Sileoni (Fabi): "La banca non può diventare una boutique solo per ripulirla e poi rivenderla a qualche fondo". Masi (Uilca): "Non vogliamo che i nuovi esuberi diventino consulenti finanziari, sarebbe uno scambio improprio"

Banche e risparmio gestito, sindacati contro il modello Carige

Lando Maria Simeoni (a sx), segretario generale Fabi, e Massimo Masi segretario generale Uilca

Al segretario generale della Federazione autonoma bancari italiani (Fabi), Lando Maria Sileoni, il modello boutique di Banca Carige non piace. Lo ha detto chiaramente durante la conferenza stampa a Milano, convocata insieme agli altri segretari generali di First Cisl, Fisac Cgil, Uilca e UnisinRiccardo ColombaniGiuliano Calcagni, Massimo MasiEmilio Contrasto. Un incontro con la stampa con il quale le segreterie hanno lanciato messaggi chiari all'Abi sia sul rinnovo del contratto (le sigle hanno firmato di recente un piattaforma rivendicativa) e sia sulle strategie in corso nel settore bancario italiano.

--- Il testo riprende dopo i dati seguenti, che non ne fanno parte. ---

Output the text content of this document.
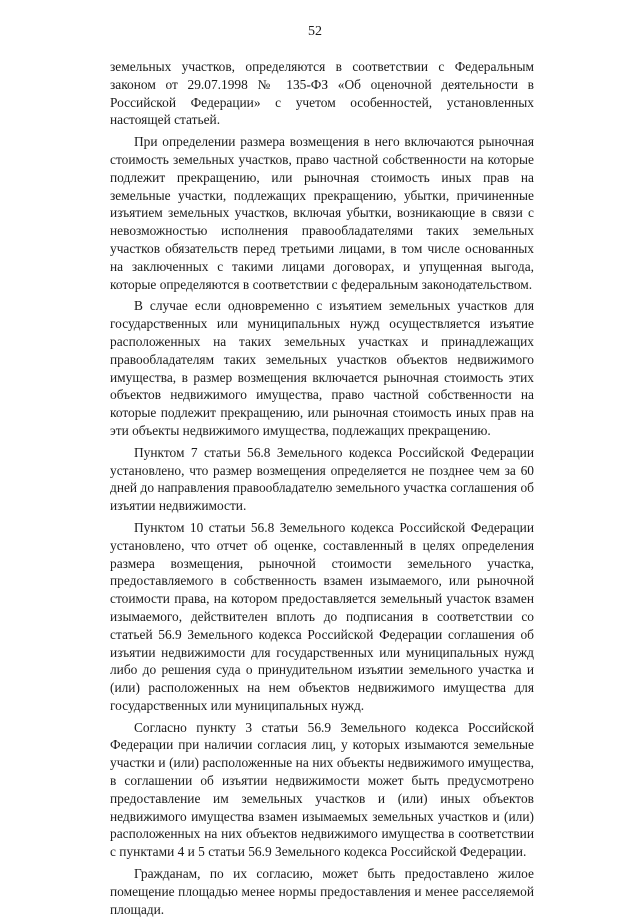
52

земельных участков, определяются в соответствии с Федеральным законом от 29.07.1998 № 135-ФЗ «Об оценочной деятельности в Российской Федерации» с учетом особенностей, установленных настоящей статьей.

При определении размера возмещения в него включаются рыночная стоимость земельных участков, право частной собственности на которые подлежит прекращению, или рыночная стоимость иных прав на земельные участки, подлежащих прекращению, убытки, причиненные изъятием земельных участков, включая убытки, возникающие в связи с невозможностью исполнения правообладателями таких земельных участков обязательств перед третьими лицами, в том числе основанных на заключенных с такими лицами договорах, и упущенная выгода, которые определяются в соответствии с федеральным законодательством.

В случае если одновременно с изъятием земельных участков для государственных или муниципальных нужд осуществляется изъятие расположенных на таких земельных участках и принадлежащих правообладателям таких земельных участков объектов недвижимого имущества, в размер возмещения включается рыночная стоимость этих объектов недвижимого имущества, право частной собственности на которые подлежит прекращению, или рыночная стоимость иных прав на эти объекты недвижимого имущества, подлежащих прекращению.

Пунктом 7 статьи 56.8 Земельного кодекса Российской Федерации установлено, что размер возмещения определяется не позднее чем за 60 дней до направления правообладателю земельного участка соглашения об изъятии недвижимости.

Пунктом 10 статьи 56.8 Земельного кодекса Российской Федерации установлено, что отчет об оценке, составленный в целях определения размера возмещения, рыночной стоимости земельного участка, предоставляемого в собственность взамен изымаемого, или рыночной стоимости права, на котором предоставляется земельный участок взамен изымаемого, действителен вплоть до подписания в соответствии со статьей 56.9 Земельного кодекса Российской Федерации соглашения об изъятии недвижимости для государственных или муниципальных нужд либо до решения суда о принудительном изъятии земельного участка и (или) расположенных на нем объектов недвижимого имущества для государственных или муниципальных нужд.

Согласно пункту 3 статьи 56.9 Земельного кодекса Российской Федерации при наличии согласия лиц, у которых изымаются земельные участки и (или) расположенные на них объекты недвижимого имущества, в соглашении об изъятии недвижимости может быть предусмотрено предоставление им земельных участков и (или) иных объектов недвижимого имущества взамен изымаемых земельных участков и (или) расположенных на них объектов недвижимого имущества в соответствии с пунктами 4 и 5 статьи 56.9 Земельного кодекса Российской Федерации.

Гражданам, по их согласию, может быть предоставлено жилое помещение площадью менее нормы предоставления и менее расселяемой площади.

 "Siamo contrari alla banca boutique su modello Banca Carige perché per noi la banca non può essere una boutique solo perché qualcuno la deve ripulire e poi rivendere, come probabilmente sarà fatto, a qualche fondo. Non esiste, lo abbiamo detto in tutte le lingue", ha dichiarato Sileoni. "Un conto è che ci sia un ramo all'interno di un gruppo specializzato nel risparmio gestito, un altro conto è il caso di Carige", che nel piano strategico presentato di recente dai commissari prevede la trasformazione dell’istituto in boutique finanziaria.
 
Sul fronte del wealth management, sempre più centrale nei piani e nei bilanci bancari per i margini che garantisce, "è chiaro”, ha continuato Sileoni, “che si sta scimmiottando il modello Intesa, e questo sarà un altro elemento di grande riflessione che noi affronteremo nel prossimo contratto. Se la politica è diventata 'più vendita di prodotti e meno credito', è chiaro che questo problema ce lo dobbiamo porre".
 
Un punto condiviso anche da Masi della Uilca: "non vogliamo che i nuovi esuberi diventino consulenti finanziari, perché sarebbe uno scambio improprio". Nell'ambito delle pressioni commerciali a cui sono stati sottoposti in passato i dipendenti per vendere prodotti, per ora "abbiamo fatto passi da giganti, abbiamo approvato un accordo in Abi passando da controlli zero a due tipi di controllo", ha chiarito ancora Sileoni.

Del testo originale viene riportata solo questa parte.